00071“畑中鐵丸”流スピリチャリズム_20100220

ちょっと前(注:2010年2月当時です)に、スピリチャルや風水といった幸福追求の条件・環境を非科学的なものに求めるムーヴメントが起こり、今ではすっかり日本社会に根付いた感があります。

私個人としても、科学では解明できないこの種の見方・考え方に対してアレルギーはなく、むしろ、精神的に豊かな生活をしていく上で、うまく取りいれていきたいと考えています。

とはいえ、本を読んだり、怪しげなセミナーに行って勉強したりする気はさらさらなく、自分が適当かつ勝手に確立した「我流スピリチャリズム」を突き通すつもりです。

今回は、「鐵丸流スピリチャリズム」の一つをご紹介します。

私が実践する「鐵丸流スピリチャリズム」の中に、「不幸のアイテム」を自分の身の回りから排除するということがあります。
「不幸のアイテム」とはどのようなものか、というと、その代表選手はキャラクター系のぬいぐるみです。
「20代前半のお母様と子供だけが暮らしている家賃数万円のアパートの部屋」と「50代の知的でリッチな企業経営者の書斎」とをイメージしてみてください。

「前者には必ずといっていいほどお見かけするものの、後者には絶対存在しないアイテム」があることに気づかれると思います。

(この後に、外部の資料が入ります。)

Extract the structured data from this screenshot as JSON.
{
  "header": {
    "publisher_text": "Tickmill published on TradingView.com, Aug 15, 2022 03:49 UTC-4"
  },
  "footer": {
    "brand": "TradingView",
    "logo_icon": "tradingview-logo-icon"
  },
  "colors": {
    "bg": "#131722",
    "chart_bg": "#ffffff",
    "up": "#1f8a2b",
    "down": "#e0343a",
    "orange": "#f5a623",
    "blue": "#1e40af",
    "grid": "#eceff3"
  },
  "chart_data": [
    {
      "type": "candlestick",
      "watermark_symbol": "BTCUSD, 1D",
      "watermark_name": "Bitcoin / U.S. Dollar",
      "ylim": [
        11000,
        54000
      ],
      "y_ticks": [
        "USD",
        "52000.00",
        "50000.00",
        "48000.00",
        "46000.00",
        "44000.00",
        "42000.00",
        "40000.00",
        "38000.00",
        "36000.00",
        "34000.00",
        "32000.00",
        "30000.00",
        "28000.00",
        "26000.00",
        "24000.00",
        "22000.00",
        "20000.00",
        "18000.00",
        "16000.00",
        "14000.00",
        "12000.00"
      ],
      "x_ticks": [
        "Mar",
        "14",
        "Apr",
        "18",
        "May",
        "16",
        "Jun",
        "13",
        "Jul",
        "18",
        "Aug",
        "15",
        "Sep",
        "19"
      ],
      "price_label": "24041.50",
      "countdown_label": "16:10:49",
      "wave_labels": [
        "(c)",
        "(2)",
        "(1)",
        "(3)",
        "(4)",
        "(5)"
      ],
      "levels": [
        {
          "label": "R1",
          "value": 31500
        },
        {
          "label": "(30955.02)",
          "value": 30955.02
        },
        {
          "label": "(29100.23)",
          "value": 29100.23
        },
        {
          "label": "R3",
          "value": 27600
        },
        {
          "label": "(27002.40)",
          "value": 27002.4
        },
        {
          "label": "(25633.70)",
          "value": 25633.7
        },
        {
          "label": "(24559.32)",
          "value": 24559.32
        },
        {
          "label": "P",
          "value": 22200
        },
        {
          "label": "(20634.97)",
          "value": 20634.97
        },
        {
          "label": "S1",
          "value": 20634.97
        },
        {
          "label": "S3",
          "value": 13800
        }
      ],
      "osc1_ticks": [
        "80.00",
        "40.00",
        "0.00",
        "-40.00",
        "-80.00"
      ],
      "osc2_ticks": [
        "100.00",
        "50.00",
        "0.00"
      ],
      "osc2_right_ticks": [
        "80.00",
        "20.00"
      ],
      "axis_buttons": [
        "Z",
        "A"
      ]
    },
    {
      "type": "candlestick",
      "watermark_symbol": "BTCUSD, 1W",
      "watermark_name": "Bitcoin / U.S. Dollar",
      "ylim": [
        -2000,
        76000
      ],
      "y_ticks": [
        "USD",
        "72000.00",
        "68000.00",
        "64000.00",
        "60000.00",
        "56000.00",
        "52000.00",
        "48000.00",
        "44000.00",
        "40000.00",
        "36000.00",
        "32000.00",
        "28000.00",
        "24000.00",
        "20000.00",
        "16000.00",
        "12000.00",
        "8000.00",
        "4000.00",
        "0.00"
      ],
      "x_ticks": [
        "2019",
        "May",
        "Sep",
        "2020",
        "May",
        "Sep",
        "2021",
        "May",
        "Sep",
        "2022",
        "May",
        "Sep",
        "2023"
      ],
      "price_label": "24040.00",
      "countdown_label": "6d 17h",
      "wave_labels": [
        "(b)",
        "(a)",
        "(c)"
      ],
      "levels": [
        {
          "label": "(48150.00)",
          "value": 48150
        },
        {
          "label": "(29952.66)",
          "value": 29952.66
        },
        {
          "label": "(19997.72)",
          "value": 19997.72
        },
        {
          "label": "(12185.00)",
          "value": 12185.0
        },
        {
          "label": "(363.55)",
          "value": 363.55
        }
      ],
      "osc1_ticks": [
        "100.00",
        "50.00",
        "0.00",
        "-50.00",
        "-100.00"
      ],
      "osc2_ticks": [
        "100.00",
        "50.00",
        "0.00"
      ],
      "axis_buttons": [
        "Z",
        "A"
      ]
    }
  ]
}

すなわち、「20代前半のお母様と子供だけが暮らしている家賃数万円のアパートの部屋」には、ほぼ確実な割合で、アメリカ生まれのネズミをモチーフにしたキャラクターのぬいぐるみや、山梨生まれのネコをモチーフにしたキャラクターのぬいぐるみ等が所狭しと置かれているような気がします。

これらキャラクターは「子供に夢を与える」というお題目で創造されたものだそうですが、私には、なんとも貧乏臭く、子供がこの種の「ケバケバしくて品のかけらもない、見た目に明らかなツクリモノ」に囲まれて育つと、夢はさておき、知性や想像力のカケラもない大人になりそうな感じがしてしまいます。

なお、「夢があふれる子供」というのも、見方を変えれば、現実社会との適応に精神的な障害があるということも言えるのであり、そもそも「夢を与える」というお題目自体、セールストークとしてのすばらしさはさておき、教育理念としては安易に過ぎるのではないかと思うところです。

いずれにせよ、私には、ケバケバしいネズミややたらと顔のデカイネコの類は、「不幸のアイテム」の代表選手であり、「鐵丸流スピリチャリズム」から言えば、こういうアイテムを身の回りから排除するとシアワセがやってくるか、少なくともフシアワセの進行を止めることができる、ということになります。

実際、キャラクター系のぬいぐるみを山のように買い込んで部屋に並べ、ただでさえ狭いアパートを狭くしている母子家庭の母のところには、きちんとした男性が寄りつかないような気がします。

他方、この種のぬいぐるみ類をすべて廃棄し、たとえ安アパートでも、茶室のように「狭いながらも小奇麗で静謐で趣味のいい」感じにしておくと、良縁もめぐってきそうな気がします。

幸・不幸などというのは、所詮、人の器量と努力によって定まるものであり、アイテム一つでどうにかなるものではありませんが、生活環境を「小奇麗で静謐で趣味のいい」ものにしておくというのは、短い人生を豊かに生きるという意味においても実践する価値があると思います。
このように「鐵丸流スピリチャリズム」には、他にも実践可能ないくつかの生活スタイルがあるのですが、文書にして公にするには少し躊躇を覚えるような内容も相当ありますので、割愛させていただきます。